Casein kinase 1α governs antigen receptor-induced NF-κB and human lymphoma cell survival

The transcription factor NF-κB is required for lymphocyte activation and proliferation as well as the survival of certain lymphoma types. Antigen receptor stimulation assembles an NF-κB activating platform containing the scaffold protein CARMA1 (also called CARD11), the adaptor BCL10 and the paracaspase MALT1 (the CBM complex), linked to the inhibitor of NF-κB kinase complex, but signal transduction is not fully understood.
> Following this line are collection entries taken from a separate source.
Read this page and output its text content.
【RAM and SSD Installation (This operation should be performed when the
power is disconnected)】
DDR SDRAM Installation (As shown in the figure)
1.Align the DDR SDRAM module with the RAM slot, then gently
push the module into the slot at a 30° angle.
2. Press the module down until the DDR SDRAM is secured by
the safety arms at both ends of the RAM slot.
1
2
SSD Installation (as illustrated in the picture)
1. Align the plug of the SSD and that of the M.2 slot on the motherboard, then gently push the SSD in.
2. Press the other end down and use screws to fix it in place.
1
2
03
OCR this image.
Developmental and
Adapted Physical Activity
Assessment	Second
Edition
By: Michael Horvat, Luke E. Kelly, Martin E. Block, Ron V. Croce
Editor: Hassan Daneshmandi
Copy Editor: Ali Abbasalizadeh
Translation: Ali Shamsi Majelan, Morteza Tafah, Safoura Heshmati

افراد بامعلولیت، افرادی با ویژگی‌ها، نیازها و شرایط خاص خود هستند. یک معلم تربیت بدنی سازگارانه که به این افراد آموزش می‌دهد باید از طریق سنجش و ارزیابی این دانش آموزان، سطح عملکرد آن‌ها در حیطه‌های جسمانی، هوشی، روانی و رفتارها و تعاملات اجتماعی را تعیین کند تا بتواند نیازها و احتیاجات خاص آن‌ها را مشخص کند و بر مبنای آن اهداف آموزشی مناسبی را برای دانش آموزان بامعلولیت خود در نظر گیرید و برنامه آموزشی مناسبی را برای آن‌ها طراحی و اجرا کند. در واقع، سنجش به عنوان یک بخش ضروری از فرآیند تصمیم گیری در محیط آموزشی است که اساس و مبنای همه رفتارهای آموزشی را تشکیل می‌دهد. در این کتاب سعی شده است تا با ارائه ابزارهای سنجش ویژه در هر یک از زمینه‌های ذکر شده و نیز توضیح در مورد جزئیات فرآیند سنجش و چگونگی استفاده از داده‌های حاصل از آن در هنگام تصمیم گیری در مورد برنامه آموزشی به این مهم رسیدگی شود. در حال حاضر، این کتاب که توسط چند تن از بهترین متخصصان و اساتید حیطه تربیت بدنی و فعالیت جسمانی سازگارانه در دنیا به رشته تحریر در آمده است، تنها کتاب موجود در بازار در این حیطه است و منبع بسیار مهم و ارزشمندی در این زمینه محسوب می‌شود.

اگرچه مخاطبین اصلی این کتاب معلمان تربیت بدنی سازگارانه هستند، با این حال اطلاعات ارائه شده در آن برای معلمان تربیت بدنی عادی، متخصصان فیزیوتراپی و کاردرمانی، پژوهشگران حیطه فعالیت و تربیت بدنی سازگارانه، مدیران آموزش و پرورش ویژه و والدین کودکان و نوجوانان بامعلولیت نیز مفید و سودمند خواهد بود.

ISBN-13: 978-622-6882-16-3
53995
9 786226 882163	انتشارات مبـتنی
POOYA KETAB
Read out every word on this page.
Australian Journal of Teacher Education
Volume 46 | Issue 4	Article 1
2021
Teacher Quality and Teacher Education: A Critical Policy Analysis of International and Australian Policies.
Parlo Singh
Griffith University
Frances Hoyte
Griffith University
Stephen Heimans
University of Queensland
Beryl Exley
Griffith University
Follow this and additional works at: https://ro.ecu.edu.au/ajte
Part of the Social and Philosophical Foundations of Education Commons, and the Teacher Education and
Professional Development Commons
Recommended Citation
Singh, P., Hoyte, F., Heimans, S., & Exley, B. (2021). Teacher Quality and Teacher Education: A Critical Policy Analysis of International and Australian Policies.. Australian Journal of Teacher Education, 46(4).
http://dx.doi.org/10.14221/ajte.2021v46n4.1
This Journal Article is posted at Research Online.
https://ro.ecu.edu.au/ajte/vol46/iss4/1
We conducted parallel screens involving a mass spectrometry analysis of CARMA1 binding partners and an RNA interference screen for growth inhibition of the CBM-dependent ‘activated B-cell-like’ (ABC) subtype of diffuse large B-cell lymphoma (DLBCL). Here we report that both screens identified casein kinase 1α (CK1α) as a bifunctional regulator of NF-κB. CK1α dynamically associates with the CBM complex on T-cell-receptor (TCR) engagement to participate in cytokine production and lymphocyte proliferation. However, CK1α kinase activity has a contrasting role by subsequently promoting the phosphorylation and inactivation of CARMA1. CK1α has thus a dual ‘gating’ function which first promotes and then terminates receptor-induced NF-κB. ABC DLBCL cells required CK1α for constitutive NF-κB activity, indicating that CK1α functions as a conditionally essential malignancy gene—a member of a new class of potential cancer therapeutic targets.